Chapter eleven presents a solid discussion of the Buddha as he is viewed in the early texts, and is followed by a more strictly chronological discussion of developments in Abhidhamma (ch. 12), the conception of the Buddha (à la the early Mahayana—ch. 13), an in depth examination of the Lotus Sutra (ch. 14), the idea of the bodhisattva (chs. 15 & 16), and the Madhyamika and Yogacara schools (chs. 17 & 18). The last chapter, “Buddhism and Modern Thought,” is a less helpful piece tacked on almost as an afterthought that begins with a startlingly dubious assertion:
The spread of Buddhism into other countries does not properly form a part of the history of Buddhist thought, except in so far as the mingling of cultures may have produced new schools. Theoretically there was no development (249).
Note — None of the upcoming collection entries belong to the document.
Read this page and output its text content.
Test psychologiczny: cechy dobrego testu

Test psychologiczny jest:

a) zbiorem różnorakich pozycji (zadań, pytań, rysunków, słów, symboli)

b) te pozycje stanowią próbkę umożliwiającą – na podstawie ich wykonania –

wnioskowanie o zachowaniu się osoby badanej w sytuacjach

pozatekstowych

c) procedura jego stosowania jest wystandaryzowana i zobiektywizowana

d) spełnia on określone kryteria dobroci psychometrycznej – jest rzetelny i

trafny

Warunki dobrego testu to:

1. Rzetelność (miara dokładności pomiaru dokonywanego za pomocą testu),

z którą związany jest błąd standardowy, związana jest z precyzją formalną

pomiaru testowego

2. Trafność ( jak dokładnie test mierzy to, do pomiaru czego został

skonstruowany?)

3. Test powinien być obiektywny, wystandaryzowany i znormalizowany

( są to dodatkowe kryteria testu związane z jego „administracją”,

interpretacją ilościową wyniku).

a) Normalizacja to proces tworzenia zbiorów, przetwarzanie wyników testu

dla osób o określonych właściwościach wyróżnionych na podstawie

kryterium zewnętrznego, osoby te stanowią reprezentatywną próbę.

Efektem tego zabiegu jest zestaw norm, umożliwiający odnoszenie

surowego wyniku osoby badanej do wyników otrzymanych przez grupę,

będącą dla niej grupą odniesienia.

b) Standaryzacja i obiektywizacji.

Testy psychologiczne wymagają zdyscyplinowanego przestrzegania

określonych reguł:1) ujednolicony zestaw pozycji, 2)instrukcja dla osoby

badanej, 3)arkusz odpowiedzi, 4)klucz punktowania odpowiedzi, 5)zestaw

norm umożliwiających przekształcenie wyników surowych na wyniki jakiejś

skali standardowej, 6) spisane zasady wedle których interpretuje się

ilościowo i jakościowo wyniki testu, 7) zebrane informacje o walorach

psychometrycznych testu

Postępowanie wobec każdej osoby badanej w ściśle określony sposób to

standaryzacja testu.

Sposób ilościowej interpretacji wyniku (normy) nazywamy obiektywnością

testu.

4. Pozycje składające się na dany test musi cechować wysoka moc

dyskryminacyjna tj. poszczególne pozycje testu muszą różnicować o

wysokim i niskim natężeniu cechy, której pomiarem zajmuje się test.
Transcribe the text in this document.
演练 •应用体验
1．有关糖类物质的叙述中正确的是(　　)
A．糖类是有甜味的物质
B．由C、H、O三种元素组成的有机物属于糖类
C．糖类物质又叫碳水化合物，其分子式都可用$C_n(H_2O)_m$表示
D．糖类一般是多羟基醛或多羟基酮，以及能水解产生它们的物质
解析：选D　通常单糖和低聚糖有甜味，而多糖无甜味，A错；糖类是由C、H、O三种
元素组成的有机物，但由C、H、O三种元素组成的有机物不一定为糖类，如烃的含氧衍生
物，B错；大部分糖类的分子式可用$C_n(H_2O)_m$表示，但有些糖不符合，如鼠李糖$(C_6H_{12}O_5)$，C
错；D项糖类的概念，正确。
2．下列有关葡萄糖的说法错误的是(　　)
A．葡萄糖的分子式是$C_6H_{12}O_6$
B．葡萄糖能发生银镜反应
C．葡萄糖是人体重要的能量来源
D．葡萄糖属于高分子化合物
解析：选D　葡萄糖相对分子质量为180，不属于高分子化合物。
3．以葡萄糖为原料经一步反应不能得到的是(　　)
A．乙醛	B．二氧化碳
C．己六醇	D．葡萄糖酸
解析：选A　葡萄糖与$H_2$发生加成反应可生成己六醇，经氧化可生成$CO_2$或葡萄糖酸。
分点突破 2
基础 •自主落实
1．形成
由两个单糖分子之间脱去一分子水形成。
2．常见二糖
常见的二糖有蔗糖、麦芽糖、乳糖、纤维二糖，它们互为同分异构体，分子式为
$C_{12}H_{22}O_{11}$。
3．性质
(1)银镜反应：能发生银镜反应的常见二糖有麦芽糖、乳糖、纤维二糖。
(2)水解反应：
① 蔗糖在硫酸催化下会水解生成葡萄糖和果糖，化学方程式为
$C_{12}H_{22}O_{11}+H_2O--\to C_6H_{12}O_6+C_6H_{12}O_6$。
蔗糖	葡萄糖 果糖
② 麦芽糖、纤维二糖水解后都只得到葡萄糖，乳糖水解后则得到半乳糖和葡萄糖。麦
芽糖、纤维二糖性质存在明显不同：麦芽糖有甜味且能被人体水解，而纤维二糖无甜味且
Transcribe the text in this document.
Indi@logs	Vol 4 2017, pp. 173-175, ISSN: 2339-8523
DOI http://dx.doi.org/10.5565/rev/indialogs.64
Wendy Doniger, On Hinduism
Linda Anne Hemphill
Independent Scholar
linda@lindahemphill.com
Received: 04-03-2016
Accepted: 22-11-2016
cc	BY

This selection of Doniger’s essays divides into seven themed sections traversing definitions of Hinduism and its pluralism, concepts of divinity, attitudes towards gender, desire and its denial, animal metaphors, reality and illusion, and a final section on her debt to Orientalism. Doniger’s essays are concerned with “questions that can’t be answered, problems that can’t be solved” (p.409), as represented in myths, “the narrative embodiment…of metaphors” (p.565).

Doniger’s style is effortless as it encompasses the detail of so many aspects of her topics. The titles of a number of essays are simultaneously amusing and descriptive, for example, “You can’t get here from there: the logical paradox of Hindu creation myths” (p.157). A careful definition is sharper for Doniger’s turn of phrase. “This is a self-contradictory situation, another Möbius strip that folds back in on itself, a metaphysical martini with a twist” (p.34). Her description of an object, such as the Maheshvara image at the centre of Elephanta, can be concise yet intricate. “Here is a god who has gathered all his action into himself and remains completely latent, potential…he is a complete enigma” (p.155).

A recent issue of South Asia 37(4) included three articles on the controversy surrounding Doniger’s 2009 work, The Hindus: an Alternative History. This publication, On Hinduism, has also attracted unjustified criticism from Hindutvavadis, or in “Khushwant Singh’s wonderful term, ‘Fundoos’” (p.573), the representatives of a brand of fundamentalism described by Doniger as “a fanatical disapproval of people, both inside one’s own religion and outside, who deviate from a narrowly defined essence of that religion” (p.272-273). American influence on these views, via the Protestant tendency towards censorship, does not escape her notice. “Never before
With this one statement the whole history of Ch’an (Zen), not to mention the Tantric schools of India and especially Tibet (the so-called Vajrayana) are dismissed, the specific reasons in the latter case made clear: “Tibetan Buddhism, except for some historical and grammatical works, has been little but a development of the less worthy elements introduced from India along with superstitions of its own” (249-50). The early scholarly contempt for all things Tantric is strongly in evidence, to say the least!
Lastly, the scholarly state of affairs at the time of the book’s writing is made abundantly clear when Thomas writes
Mahayana has never made any impression on the West either as religion or philosophy. Presented by the early investigators as a tissue of absurdities or niaiseries, it is still commonly looked upon as nihilism or subjectivism. Now it is beginning to be recognized as more than this, but a full exposition of its metaphysical theories still awaits the complete publication of its authoritative texts and commentaries (256).
My, how far we’ve come in sixty years!
I hope these last tidbits won’t scare off potential readers. Clearly, the book has its failings, but it can be a worthy addition to the reading list of those trying to shore up their history of Buddhism. Just be sure its not your only read in this category. Try to supplement it with others, such as Kalupahana’s Buddhist Philosophy: An Historical Analysis, Paul Williams’ Buddhist Thought, and Warder’s Indian Buddhism.